Только у нас на Руси, мельком подумал седой человек, могут возникать подобные словесные уродцы. Ляпнут – и даже не слышат, как это смехотворно и дико и как уши вохровцев торчат. Демократия на марше. Народные избранники на этапе. Свобода на зоне. Прожектор на вышке перестройки.
– Вы кто? – спросил седой человек угрюмо.
– Мое имя вам ничего не скажет. Скажем так: интеллигент.
Ну я же так и понял, подумал седой человек удовлетворенно.
– Один из тех, кого запросто именуют научниками – то есть из тех, кто целиком зависит от состояния государства. Еще в большей степени, чем, например, армия. И потому кровно заинтересован в том, чтобы состояние это было хорошим. Дееспособным.
Говорливый какой, подумал седой человек с неудовольствием.

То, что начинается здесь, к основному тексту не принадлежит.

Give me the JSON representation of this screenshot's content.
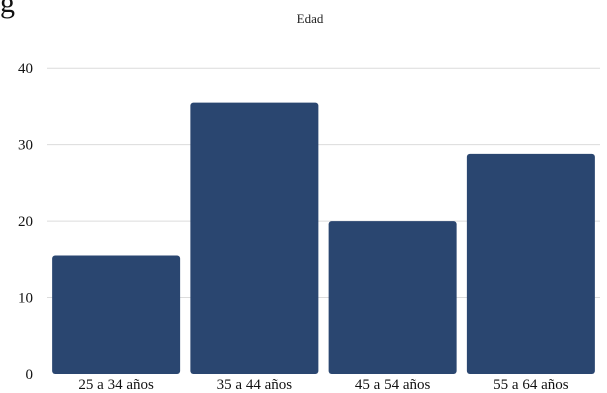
{
  "heading_fragment": "g",
  "chart_data": {
    "type": "bar",
    "title": "Edad",
    "categories": [
      "25 a 34 años",
      "35 a 44 años",
      "45 a 54 años",
      "55 a 64 años"
    ],
    "values": [
      15.5,
      35.5,
      20,
      28.8
    ],
    "ylim": [
      0,
      45
    ],
    "yticks": [
      0,
      10,
      20,
      30,
      40
    ],
    "xlabel": "",
    "ylabel": "",
    "grid": true,
    "colors": {
      "bar": "#2a4670",
      "grid": "#dcdcdc"
    }
  }
}
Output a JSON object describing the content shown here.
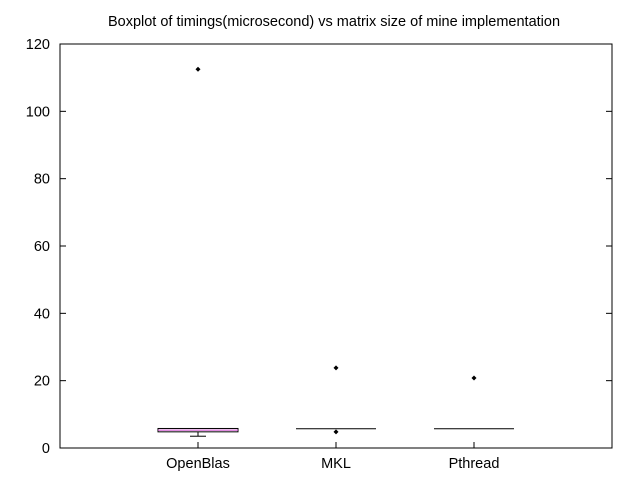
{
  "chart_data": {
    "type": "box",
    "title": "Boxplot of timings(microsecond) vs matrix size of mine implementation",
    "xlabel": "",
    "ylabel": "",
    "ylim": [
      0,
      120
    ],
    "yticks": [
      0,
      20,
      40,
      60,
      80,
      100,
      120
    ],
    "categories": [
      "OpenBlas",
      "MKL",
      "Pthread"
    ],
    "boxes": [
      {
        "category": "OpenBlas",
        "whisker_low": 3.5,
        "q1": 4.8,
        "median": 5.3,
        "q3": 5.8,
        "whisker_high": 5.8,
        "outliers": [
          112.5
        ]
      },
      {
        "category": "MKL",
        "whisker_low": 5.7,
        "q1": 5.7,
        "median": 5.7,
        "q3": 5.7,
        "whisker_high": 5.7,
        "outliers": [
          23.8,
          4.8
        ]
      },
      {
        "category": "Pthread",
        "whisker_low": 5.7,
        "q1": 5.7,
        "median": 5.7,
        "q3": 5.7,
        "whisker_high": 5.7,
        "outliers": [
          20.8
        ]
      }
    ],
    "grid": false,
    "colors": {
      "box_edge": "#000000",
      "median_line": "#cc44cc",
      "axis": "#000000"
    }
  }
}
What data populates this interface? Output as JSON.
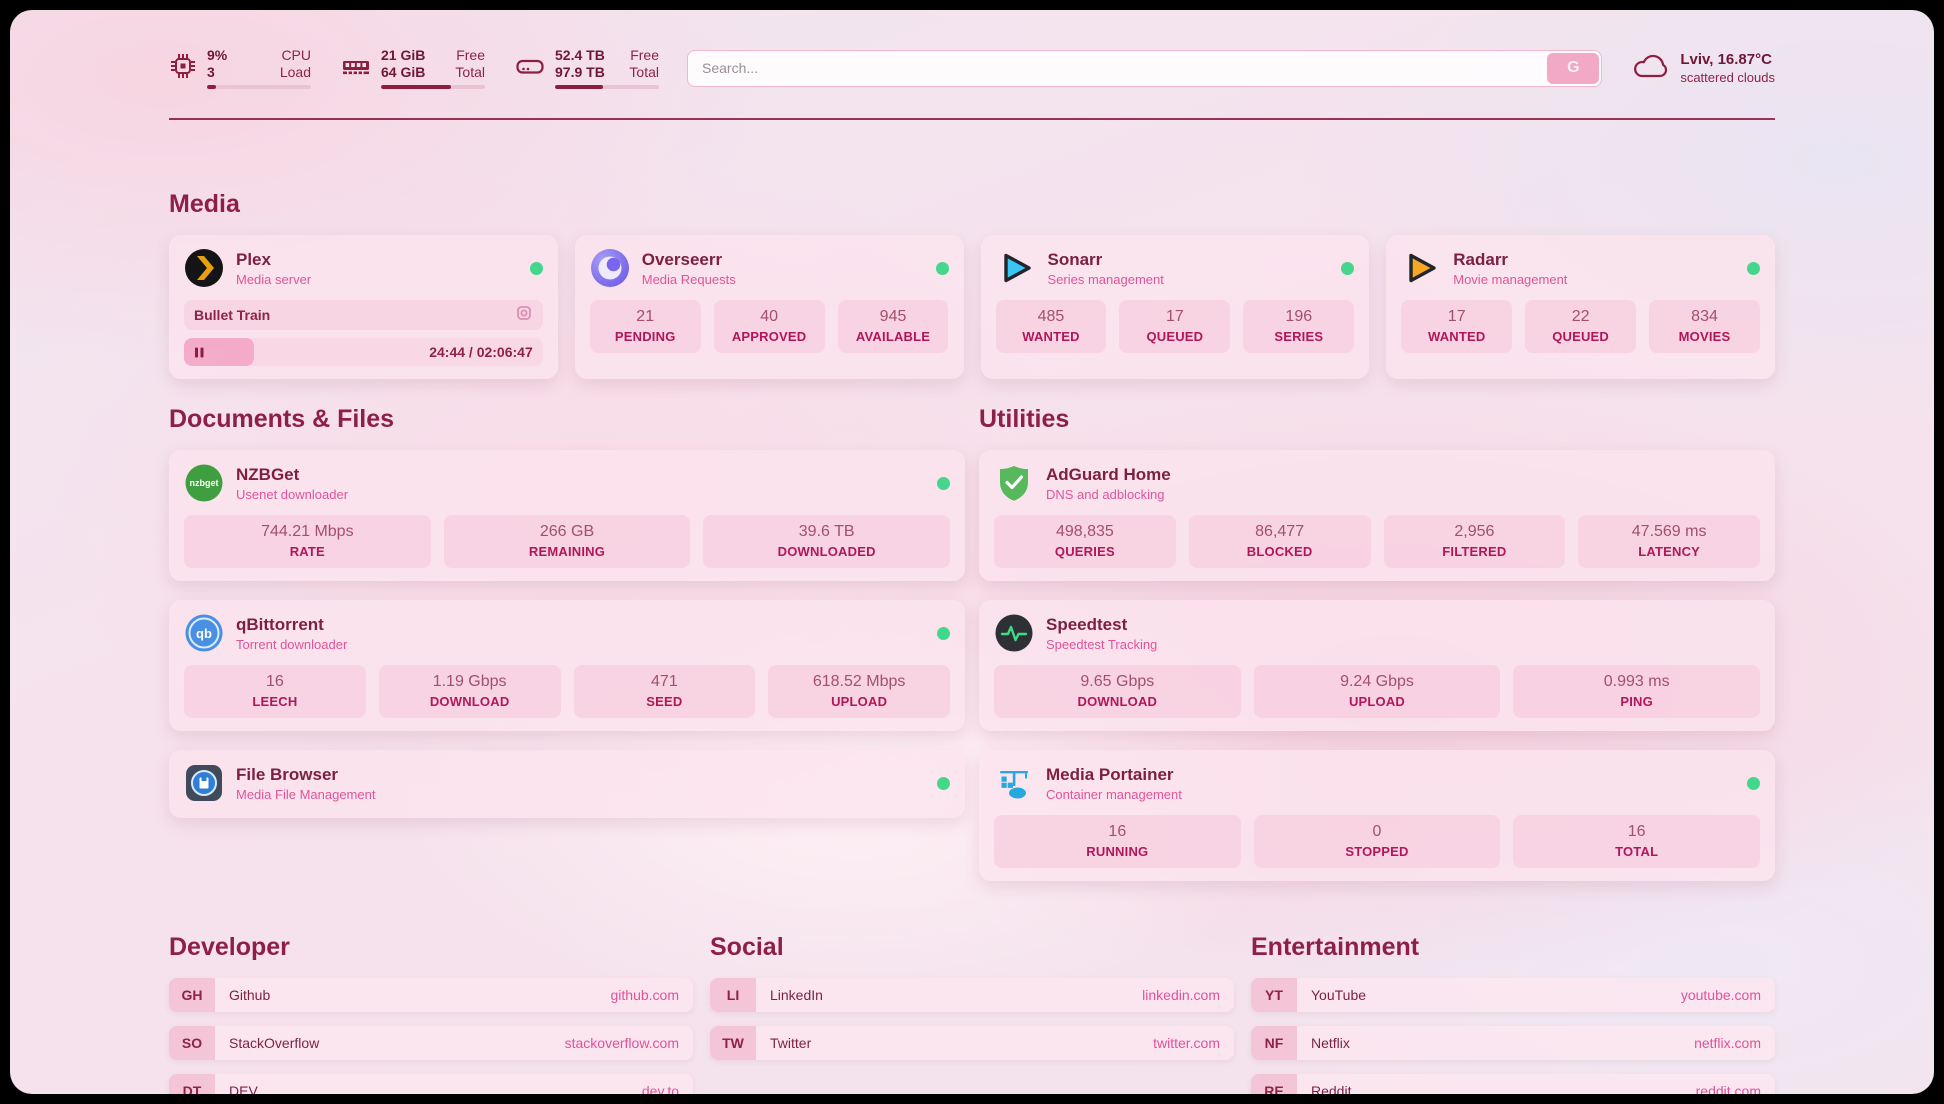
{
  "header": {
    "system_stats": [
      {
        "icon": "cpu-icon",
        "values": [
          "9%",
          "3"
        ],
        "labels": [
          "CPU",
          "Load"
        ],
        "progress_pct": 9
      },
      {
        "icon": "ram-icon",
        "values": [
          "21 GiB",
          "64 GiB"
        ],
        "labels": [
          "Free",
          "Total"
        ],
        "progress_pct": 67
      },
      {
        "icon": "disk-icon",
        "values": [
          "52.4 TB",
          "97.9 TB"
        ],
        "labels": [
          "Free",
          "Total"
        ],
        "progress_pct": 46
      }
    ],
    "search": {
      "placeholder": "Search...",
      "button_label": "G"
    },
    "weather": {
      "icon": "cloud-icon",
      "location_temp": "Lviv, 16.87°C",
      "condition": "scattered clouds"
    }
  },
  "sections": {
    "media": {
      "title": "Media",
      "cards": [
        {
          "icon": "plex-icon",
          "title": "Plex",
          "subtitle": "Media server",
          "online": true,
          "now_playing": {
            "title": "Bullet Train",
            "state": "paused",
            "time": "24:44 / 02:06:47",
            "progress_pct": 19.5
          }
        },
        {
          "icon": "overseerr-icon",
          "title": "Overseerr",
          "subtitle": "Media Requests",
          "online": true,
          "stats": [
            {
              "value": "21",
              "label": "PENDING"
            },
            {
              "value": "40",
              "label": "APPROVED"
            },
            {
              "value": "945",
              "label": "AVAILABLE"
            }
          ]
        },
        {
          "icon": "sonarr-icon",
          "title": "Sonarr",
          "subtitle": "Series management",
          "online": true,
          "stats": [
            {
              "value": "485",
              "label": "WANTED"
            },
            {
              "value": "17",
              "label": "QUEUED"
            },
            {
              "value": "196",
              "label": "SERIES"
            }
          ]
        },
        {
          "icon": "radarr-icon",
          "title": "Radarr",
          "subtitle": "Movie management",
          "online": true,
          "stats": [
            {
              "value": "17",
              "label": "WANTED"
            },
            {
              "value": "22",
              "label": "QUEUED"
            },
            {
              "value": "834",
              "label": "MOVIES"
            }
          ]
        }
      ]
    },
    "documents": {
      "title": "Documents & Files",
      "cards": [
        {
          "icon": "nzbget-icon",
          "title": "NZBGet",
          "subtitle": "Usenet downloader",
          "online": true,
          "stats": [
            {
              "value": "744.21 Mbps",
              "label": "RATE"
            },
            {
              "value": "266 GB",
              "label": "REMAINING"
            },
            {
              "value": "39.6 TB",
              "label": "DOWNLOADED"
            }
          ]
        },
        {
          "icon": "qbittorrent-icon",
          "title": "qBittorrent",
          "subtitle": "Torrent downloader",
          "online": true,
          "stats": [
            {
              "value": "16",
              "label": "LEECH"
            },
            {
              "value": "1.19 Gbps",
              "label": "DOWNLOAD"
            },
            {
              "value": "471",
              "label": "SEED"
            },
            {
              "value": "618.52 Mbps",
              "label": "UPLOAD"
            }
          ]
        },
        {
          "icon": "filebrowser-icon",
          "title": "File Browser",
          "subtitle": "Media File Management",
          "online": true
        }
      ]
    },
    "utilities": {
      "title": "Utilities",
      "cards": [
        {
          "icon": "adguard-icon",
          "title": "AdGuard Home",
          "subtitle": "DNS and adblocking",
          "stats": [
            {
              "value": "498,835",
              "label": "QUERIES"
            },
            {
              "value": "86,477",
              "label": "BLOCKED"
            },
            {
              "value": "2,956",
              "label": "FILTERED"
            },
            {
              "value": "47.569 ms",
              "label": "LATENCY"
            }
          ]
        },
        {
          "icon": "speedtest-icon",
          "title": "Speedtest",
          "subtitle": "Speedtest Tracking",
          "stats": [
            {
              "value": "9.65 Gbps",
              "label": "DOWNLOAD"
            },
            {
              "value": "9.24 Gbps",
              "label": "UPLOAD"
            },
            {
              "value": "0.993 ms",
              "label": "PING"
            }
          ]
        },
        {
          "icon": "portainer-icon",
          "title": "Media Portainer",
          "subtitle": "Container management",
          "online": true,
          "stats": [
            {
              "value": "16",
              "label": "RUNNING"
            },
            {
              "value": "0",
              "label": "STOPPED"
            },
            {
              "value": "16",
              "label": "TOTAL"
            }
          ]
        }
      ]
    },
    "developer": {
      "title": "Developer",
      "links": [
        {
          "abbr": "GH",
          "name": "Github",
          "url": "github.com"
        },
        {
          "abbr": "SO",
          "name": "StackOverflow",
          "url": "stackoverflow.com"
        },
        {
          "abbr": "DT",
          "name": "DEV",
          "url": "dev.to"
        }
      ]
    },
    "social": {
      "title": "Social",
      "links": [
        {
          "abbr": "LI",
          "name": "LinkedIn",
          "url": "linkedin.com"
        },
        {
          "abbr": "TW",
          "name": "Twitter",
          "url": "twitter.com"
        }
      ]
    },
    "entertainment": {
      "title": "Entertainment",
      "links": [
        {
          "abbr": "YT",
          "name": "YouTube",
          "url": "youtube.com"
        },
        {
          "abbr": "NF",
          "name": "Netflix",
          "url": "netflix.com"
        },
        {
          "abbr": "RE",
          "name": "Reddit",
          "url": "reddit.com"
        }
      ]
    }
  },
  "colors": {
    "accent": "#8e1e40",
    "heading": "#8e1e4a",
    "subtitle": "#e0549c",
    "stat_value": "#a3506b",
    "stat_label": "#b2165a",
    "status_online": "#45d68d",
    "link_url": "#e0519c"
  }
}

– Один из тех, кто так поддержал сначала Горбачева, а потом едва не привел к власти вас.
Ничего не понял, подумал седой человек с раздражением.
– Привел, понимаешь, привел… – недовольно пробурчал он. – А вот не привел!
– Есть возможность все поправить, – спокойно сказал сидящий напротив незваный ночной гость и опять слегка улыбнулся.
Седой человек напрягся, а потом резко сел, спустив ноги с койки. Вот оно как, подумал он. Сна и расслабления будто не бывало. Вот они теперь меня чем будут…
– Нет-нет, – сказал гость, будто прочитав его мысли. Впрочем, угадать их было несложно. – Это не провокация. Я не Бабингтон.
Какой еще баб? – подумал седой человек.
– Бабингтон, – снова угадав, что делается у него в голове, произнес ночной гость, – это наивный молодой англичанин, который совершенно искренне пытался освободить находящуюся в заключении Марию Стюарт. Тогдашний английский комитет госбезопасности его засек и использовал, чтобы спровоцировать Марию на призывы к заговору против царствующей королевы Елизаветы и к перевороту. На основании этих высказываний, которых Мария сама бы, вероятно, и не сделала никогда, ее судили и обезглавили. Так вот у нас с вами ситуация совсем иная.